The website Verge put it best:
“Because CAPTCHA is such an elegant tool for training AI, any given test could only ever be temporary, something its inventors acknowledged at the outset. With all those researchers, scammers, and ordinary humans solving billions of puzzles just at the threshold of what AI can do, at some point the machines were going to pass us by.”
So Google is using machine learning to make CAPTCHA even more complex to decipher. The researchers are using image recognition techniques to crack these CAPTCHAS and consequently enhance their security at the backend.
7. Machine Learning Use Cases in the Financial Domain
Most of the jobs in machine learning are geared towards the financial domain. And that makes sense – this is the ultimate numbers field. A lot of banking institutions till recently used to lean on logistic regression (a simple machine learning algorithm) to crunch these numbers.
There are tons of use cases of machine learning in finance. Let’s look at two very common ones you (most likely) have come across.
Catching Fraud in Banking
Have you ever been a victim of credit card fraud? It’s a painful experience to go through. The shock of the fraud is exacerbated by the amount of paperwork the bank asks you to fill out.
Thankfully, machine learning is solving different layers of this process. From fraud detection to fraud prevention, machine learning algorithms are changing the way banks work to improve the customer’s experience.
The challenge with this is keeping up with the level of cyber threats. These adversaries are two steps ahead of the curve at each stage. As soon as the latest machine learning solution comes up, these attachers perfect it and build on top of it.
Having said that, machine learning has definitely helped streamline the process. These algorithms are able to identify fraudulent transactions and flag them so the bank can connect with the customers ASAP to check if they made the transaction.
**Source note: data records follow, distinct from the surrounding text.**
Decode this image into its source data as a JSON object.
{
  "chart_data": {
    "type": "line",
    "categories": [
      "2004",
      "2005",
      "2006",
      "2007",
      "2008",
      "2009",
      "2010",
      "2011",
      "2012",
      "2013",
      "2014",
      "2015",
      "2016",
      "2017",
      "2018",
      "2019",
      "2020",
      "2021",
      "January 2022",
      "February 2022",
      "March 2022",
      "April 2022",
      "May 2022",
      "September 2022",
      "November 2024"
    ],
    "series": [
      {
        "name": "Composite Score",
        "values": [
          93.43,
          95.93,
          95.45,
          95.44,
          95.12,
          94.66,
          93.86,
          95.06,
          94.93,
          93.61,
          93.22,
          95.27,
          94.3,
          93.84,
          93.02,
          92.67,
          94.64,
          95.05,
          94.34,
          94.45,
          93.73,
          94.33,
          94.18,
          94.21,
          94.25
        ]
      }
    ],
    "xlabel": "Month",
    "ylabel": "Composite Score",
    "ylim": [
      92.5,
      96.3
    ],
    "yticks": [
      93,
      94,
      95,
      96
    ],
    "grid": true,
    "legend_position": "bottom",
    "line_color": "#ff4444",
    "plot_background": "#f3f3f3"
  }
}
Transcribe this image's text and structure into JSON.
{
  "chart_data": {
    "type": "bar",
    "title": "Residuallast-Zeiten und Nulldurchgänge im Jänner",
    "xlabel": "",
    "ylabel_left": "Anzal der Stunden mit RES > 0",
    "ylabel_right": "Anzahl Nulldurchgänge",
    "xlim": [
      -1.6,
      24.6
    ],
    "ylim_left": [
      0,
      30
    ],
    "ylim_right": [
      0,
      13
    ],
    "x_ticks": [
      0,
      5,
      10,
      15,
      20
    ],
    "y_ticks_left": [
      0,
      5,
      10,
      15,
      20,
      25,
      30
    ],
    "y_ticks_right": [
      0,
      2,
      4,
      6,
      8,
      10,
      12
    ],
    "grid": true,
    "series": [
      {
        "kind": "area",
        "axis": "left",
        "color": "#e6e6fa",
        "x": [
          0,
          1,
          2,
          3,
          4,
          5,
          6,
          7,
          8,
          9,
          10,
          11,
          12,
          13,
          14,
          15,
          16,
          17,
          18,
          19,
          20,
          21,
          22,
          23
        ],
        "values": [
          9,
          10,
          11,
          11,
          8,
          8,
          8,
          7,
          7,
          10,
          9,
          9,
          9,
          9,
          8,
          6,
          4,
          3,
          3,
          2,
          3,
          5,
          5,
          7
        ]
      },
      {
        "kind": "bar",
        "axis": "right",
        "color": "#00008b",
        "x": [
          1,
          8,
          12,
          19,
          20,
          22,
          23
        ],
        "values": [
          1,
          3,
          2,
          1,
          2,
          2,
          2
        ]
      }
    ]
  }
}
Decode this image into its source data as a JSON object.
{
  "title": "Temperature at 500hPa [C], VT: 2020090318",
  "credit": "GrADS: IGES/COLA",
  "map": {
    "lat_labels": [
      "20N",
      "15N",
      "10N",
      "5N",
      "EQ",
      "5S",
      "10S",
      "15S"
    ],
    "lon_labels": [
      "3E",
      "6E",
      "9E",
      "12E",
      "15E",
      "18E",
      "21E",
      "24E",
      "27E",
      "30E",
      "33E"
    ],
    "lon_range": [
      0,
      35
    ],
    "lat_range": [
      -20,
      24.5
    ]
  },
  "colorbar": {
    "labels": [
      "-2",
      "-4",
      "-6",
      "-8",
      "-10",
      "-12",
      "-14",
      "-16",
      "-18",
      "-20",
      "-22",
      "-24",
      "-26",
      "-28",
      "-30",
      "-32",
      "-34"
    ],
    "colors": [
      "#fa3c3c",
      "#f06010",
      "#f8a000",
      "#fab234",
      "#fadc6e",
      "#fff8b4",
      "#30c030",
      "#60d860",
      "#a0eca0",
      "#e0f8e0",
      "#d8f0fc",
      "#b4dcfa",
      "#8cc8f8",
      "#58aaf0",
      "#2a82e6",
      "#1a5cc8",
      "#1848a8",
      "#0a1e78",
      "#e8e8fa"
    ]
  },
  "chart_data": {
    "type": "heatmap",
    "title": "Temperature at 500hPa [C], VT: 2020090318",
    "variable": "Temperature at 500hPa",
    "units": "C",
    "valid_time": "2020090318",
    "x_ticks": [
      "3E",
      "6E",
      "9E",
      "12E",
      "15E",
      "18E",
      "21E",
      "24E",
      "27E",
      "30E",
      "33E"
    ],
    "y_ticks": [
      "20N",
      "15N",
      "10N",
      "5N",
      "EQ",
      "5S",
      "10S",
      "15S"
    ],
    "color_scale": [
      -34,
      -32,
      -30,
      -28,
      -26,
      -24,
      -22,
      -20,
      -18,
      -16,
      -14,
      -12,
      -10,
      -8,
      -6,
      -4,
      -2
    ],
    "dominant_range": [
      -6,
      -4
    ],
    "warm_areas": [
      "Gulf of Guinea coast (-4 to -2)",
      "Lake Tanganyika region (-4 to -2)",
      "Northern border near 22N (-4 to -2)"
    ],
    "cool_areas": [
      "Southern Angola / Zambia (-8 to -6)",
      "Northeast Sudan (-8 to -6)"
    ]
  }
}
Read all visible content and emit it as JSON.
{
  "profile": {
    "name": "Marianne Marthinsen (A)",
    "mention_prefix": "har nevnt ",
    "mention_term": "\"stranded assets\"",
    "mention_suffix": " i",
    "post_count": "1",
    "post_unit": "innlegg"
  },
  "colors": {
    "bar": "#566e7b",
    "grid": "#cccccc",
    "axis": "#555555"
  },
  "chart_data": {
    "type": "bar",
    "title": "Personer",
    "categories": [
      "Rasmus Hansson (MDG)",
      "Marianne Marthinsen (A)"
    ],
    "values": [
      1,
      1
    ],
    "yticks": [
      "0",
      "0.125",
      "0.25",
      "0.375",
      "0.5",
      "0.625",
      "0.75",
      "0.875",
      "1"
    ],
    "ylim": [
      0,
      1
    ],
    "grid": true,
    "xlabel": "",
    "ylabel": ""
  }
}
A good example is to look at the spending patterns of consumers. If a purchase does not fit in with this pattern (the amount is too high, or from a different country, etc.), then the algorithms alert the bank and put the transaction on hold.
Personalized Banking
Another use case of recommendation engines! This one is targeted specifically for the banking domain. You must be quite familiar with personalization at this point – so think about what personalized banking could mean before you read further.
We have read about banks targeting customer microsegments and tailoring offers to them. Personalized banking takes this concept to an entirely new level.
The ideal personalization scenario is using machine learning to anticipate the user’s need and targeting segments of each individual. As a report by BCG states:
“Personalization in banking is not primarily about selling. It’s about providing service, information, and advice, often on a daily basis or even several times a day. Such interactions, as opposed to infrequent sales communications, form the crux of the customer’s banking experience.”
8. Other Popular Machine Learning Use Cases
I wanted to include this section of machine learning use cases that did not quite fit in our above categories. I will constantly update this section so let’s start by looking at a very interesting use case – self-driving cars!
Self-Driving Cars
Out of all the use cases we have covered in this article, self-driving cars fascinate me the most. It is a crowning achievement of what we have been able to accomplish using hardware and machine learning.
The beauty of self-driving cars is that all the three main aspects of machine learning – supervised, unsupervised and reinforcement learning – are used throughout the car’s design.
Here are just a few features of self-driving cars where machine learning is used:
- Detecting objects around the car
- Detecting the distance between the car in front, where the pavement is located, and the traffic signal
- Evaluating the condition of the driver
- Scene classification, among many other things.